In every proof I know, it is necessary to subdivide the complex at some point. I do not know if it is always possible to find a subcomplex of the original complex homeomorphic to $S^1$ which is a retract.

[1] K. Borsuk. Quelques théorèmes sur les ensembles unicohérents, Fund. Math. 17 (1931), no. 1, 171–209.

[2] K. Borsuk. Über die Abbildungen der metrischen kompakten Räume auf die Kreislinie, Fund. Math. 20 (1933), no. 1, 224–231.

[3] K. Kuratowski. Topology vol. ii, Academic Press, 1968.

[4] I. Sadofschi Costa. Fixed points of maps and actions on 2-complexes, PhD thesis, Universidad de Buenos Aires, 2019. Available at http://cms.dm.uba.ar/academico/carreras/doctorado/tesisSadofschi.pdf.

Interesting question. I believe it is sufficient, let me sketch a proof.

Since $$b_1(X) = \text{rank}(H_1(X;\mathbb{Z})) = \text{rank}(H^1(X;\mathbb{Z})) $$ it follows from $b_1(X) \ne 0$ that $H^1(X;\mathbb{Z})$ is nontrivial. Consider the canonical bijection $[X,S^1] \approx H^1(X;\mathbb{Z})$, which associates to each $f : X \to S^1$ the pullback via $f$ of the fundamental cohomology class of $S^1$, denoted $f^*(d\theta) \in H^1(X;\mathbb{Z})$ (if I may abuse notation). Let $f : X \to S^1$ be any element whose pullback class $f^*(d\theta)$ is a basis element of $H^1(X;\mathbb{Z})$. It follows that there exists a continuous map $\sigma : S^1 \to X$ such that the $f^*(d\theta)$ evaluates to $+1$ on $\sigma$, and so $f \circ \sigma : S^1 \to S^1$ is homotopic to the identity.

Claim: One can homotope $f$ and $\sigma$ so that $f \circ \sigma$ is equal to to the identity on $S^1$.

Once this claim is proved, it follows that $\sigma \circ f : X \to \sigma(S^1)$ is a retract onto a circle.

Let me sketch a proof of the claim. First, by homotoping $\sigma$, we may assume that $\sigma$ is a concatenation of 1-cells of $X$, $\sigma = e_1 \cdots e_K$. Next, we may assume that for each 1-cell $e_k$, the restriction $f | e_k$ goes around $S^1$ monotonically, either forward, backward, or constant; this is true by the homotopy extension lemma. And then we can assume that $f$ is not constant on each $e_k$, or else we may do a small homotopy of $f$ near an endpoint of $e_k$, and then homotope $f$ to be non constant on $e_k$, and then apply homotopy extension.

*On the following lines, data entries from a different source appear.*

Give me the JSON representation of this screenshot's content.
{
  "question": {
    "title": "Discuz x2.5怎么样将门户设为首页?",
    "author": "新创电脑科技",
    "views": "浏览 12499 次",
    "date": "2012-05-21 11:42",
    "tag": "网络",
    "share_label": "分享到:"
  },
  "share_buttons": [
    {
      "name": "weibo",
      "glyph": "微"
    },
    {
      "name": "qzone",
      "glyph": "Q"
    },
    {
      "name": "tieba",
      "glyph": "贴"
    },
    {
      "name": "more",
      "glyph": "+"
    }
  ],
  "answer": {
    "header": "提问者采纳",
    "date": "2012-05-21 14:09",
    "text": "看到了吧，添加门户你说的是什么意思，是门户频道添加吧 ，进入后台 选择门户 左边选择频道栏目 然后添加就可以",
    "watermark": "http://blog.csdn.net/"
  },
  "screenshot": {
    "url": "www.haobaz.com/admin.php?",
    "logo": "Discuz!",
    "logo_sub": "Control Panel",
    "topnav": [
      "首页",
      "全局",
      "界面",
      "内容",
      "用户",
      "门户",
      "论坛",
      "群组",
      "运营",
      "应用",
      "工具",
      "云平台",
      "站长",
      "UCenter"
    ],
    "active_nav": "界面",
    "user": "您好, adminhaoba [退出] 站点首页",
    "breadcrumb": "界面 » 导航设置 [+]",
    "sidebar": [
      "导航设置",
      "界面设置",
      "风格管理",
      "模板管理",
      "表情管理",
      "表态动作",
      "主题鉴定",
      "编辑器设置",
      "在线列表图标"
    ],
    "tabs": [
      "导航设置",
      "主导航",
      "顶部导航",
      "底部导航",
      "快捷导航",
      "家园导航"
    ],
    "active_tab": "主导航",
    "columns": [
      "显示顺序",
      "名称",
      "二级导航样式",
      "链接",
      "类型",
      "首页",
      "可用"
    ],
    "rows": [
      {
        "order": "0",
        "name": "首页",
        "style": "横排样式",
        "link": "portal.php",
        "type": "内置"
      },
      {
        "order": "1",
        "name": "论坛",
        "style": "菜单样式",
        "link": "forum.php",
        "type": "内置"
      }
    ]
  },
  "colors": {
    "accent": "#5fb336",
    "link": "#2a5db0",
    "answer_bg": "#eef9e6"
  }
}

Let $P$ be the number of local maxima of $f \circ \sigma$, which is equal to the number of local minima. The proof now proceeds by induction on $P$. If $P=1$ it should be clear that $f \circ \sigma$ is a homeomorphism, and then by composing with an isotopy of $\sigma$ we can make $f \circ \sigma$ the identity. If $P \ge 2$ then (after a cyclic permutation) we may assume that the restrictions of $\sigma$ to $e_K$ wraps negatively, to $e_1,...,e_J$ wrap positively, and to $e_{J+1}$ wraps negatively. Now we do a subsidiary induction on $J$: to reduce $J$, homotope $\sigma \mid e_{J-1} e_J$ to be monotonic, and apply homotopy extension.